Hack/Slash Resurrection is the revival of the Hack/Slash franchise. Despite not being written by the main writer of the series, Tim Seeley, Tini Howard makes sure it’s a well rounded revival to the series.
So what’s it about?
The official summary reads:
The fan-favorite title returns with hot new writer, TINI HOWARD! Cassie Hack has been living off the grid, but when a new monstrous threat arises to torment promiscuous teens, it’s time for Cassie to pick up the baseball bat once again! Gory, sexy, twisted, and funny…HACK IS BACK!
What’s the story?
Cassie Slash is living on a remote mountain with her cat after quitting the monster hunting business and instead makes money by streaming herself playing video games on a Twitch-like platform. However, she keeps receiving undead prison inmates that are being resurrected and sent her way by the doctor at the nearby prison for yet unknown reasons. After being offered a job as a counselor at a nearby camp and having another set of the undead inmates crawling to her secluded home, she decides to set off with her cat to the camp.

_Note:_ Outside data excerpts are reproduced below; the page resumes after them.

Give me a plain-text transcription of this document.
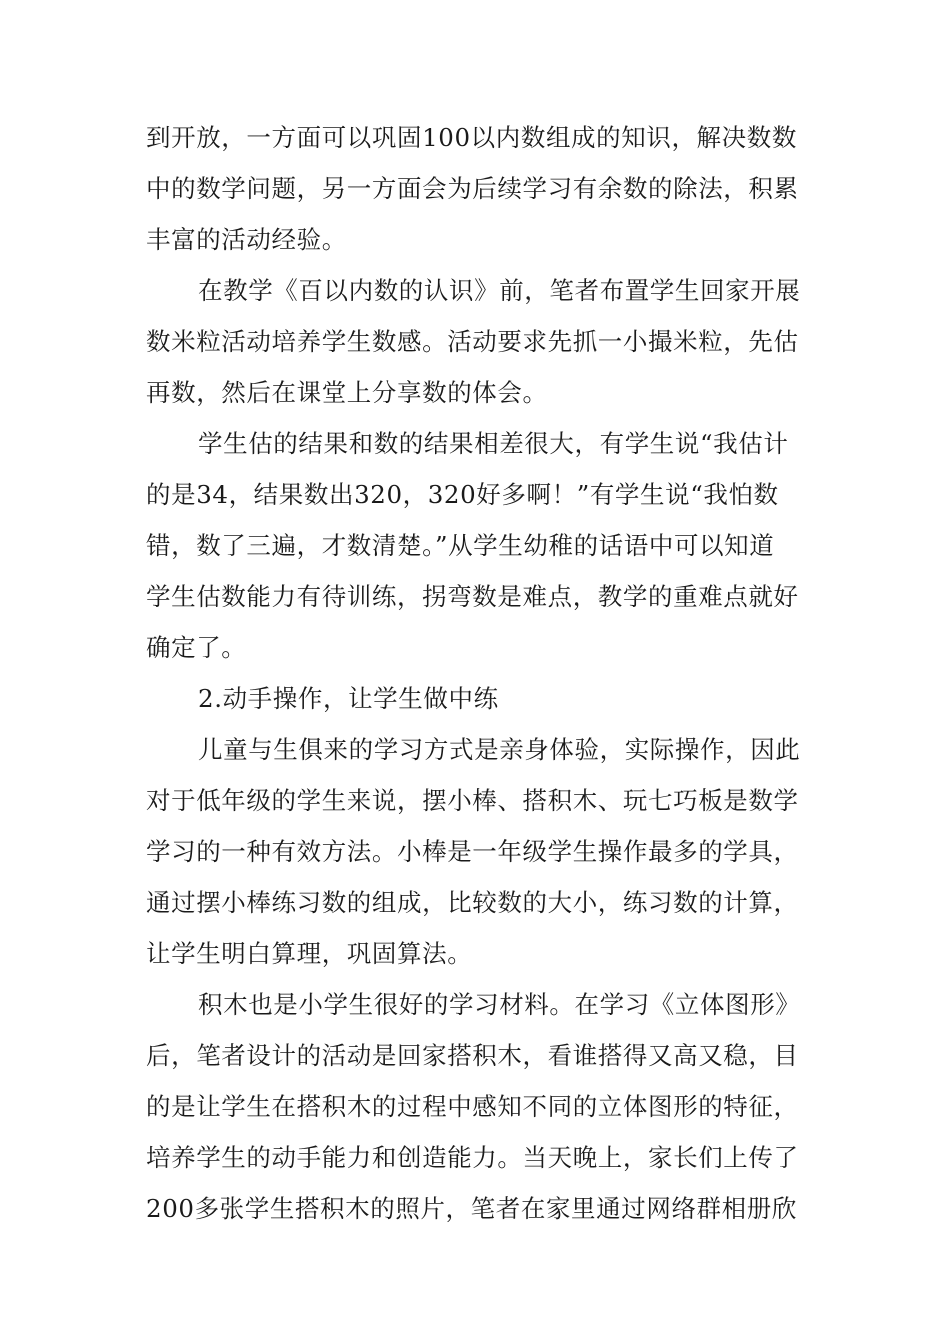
到开放，一方面可以巩固100以内数组成的知识，解决数数
中的数学问题，另一方面会为后续学习有余数的除法，积累
丰富的活动经验。
在教学《百以内数的认识》前，笔者布置学生回家开展
数米粒活动培养学生数感。活动要求先抓一小撮米粒，先估
再数，然后在课堂上分享数的体会。
学生估的结果和数的结果相差很大，有学生说“我估计
的是34，结果数出320，320好多啊！”有学生说“我怕数
错，数了三遍，才数清楚。”从学生幼稚的话语中可以知道
学生估数能力有待训练，拐弯数是难点，教学的重难点就好
确定了。
2.动手操作，让学生做中练
儿童与生俱来的学习方式是亲身体验，实际操作，因此
对于低年级的学生来说，摆小棒、搭积木、玩七巧板是数学
学习的一种有效方法。小棒是一年级学生操作最多的学具，
通过摆小棒练习数的组成，比较数的大小，练习数的计算，
让学生明白算理，巩固算法。
积木也是小学生很好的学习材料。在学习《立体图形》
后，笔者设计的活动是回家搭积木，看谁搭得又高又稳，目
的是让学生在搭积木的过程中感知不同的立体图形的特征，
培养学生的动手能力和创造能力。当天晚上，家长们上传了
200多张学生搭积木的照片，笔者在家里通过网络群相册欣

What was good and bad about it?
The issue has a clear and concise setup of where it intends to go with the story going forth. It sets up who the main character is, provides a brief history narrated by the main character and gives a clear direction the character is going towards. The pacing of the issue is also incredibly well done for a first issue as it brings in new readers by telling them the information they need to know as well as managing to feel fresh for returning fans. While the story is nothing that is a drastic change in the genre, it is however an easy to understand and read plot that fits in with the horror genre that the series is a part of. The first issue sets up two locations that are very often used in anything within the horror genre: the abandoned, snow-covered mountain away from civilization, and the camp filled with teens by a lake. Of course this also has the spin that all the people in those locations are armed with weapons compared to the usual tropes where they are usually unarmed and incompetent.
And the art?
The art of the issue is incredibly stylized and runs with a simple yet perfectly good looking design that doesn’t show an incredible amount of detail, but still contains enough to easily be followed and have distinct designs. The issue’s designs use a lot of simple shapes to show the shapes of characters and then expands on that by adding the initial details on the inside of the shapes that connect to create the characters.
Hack/Slash: Resurrection is a great opener to the newest installment in the franchise and is perfect for new readers and older ones alike.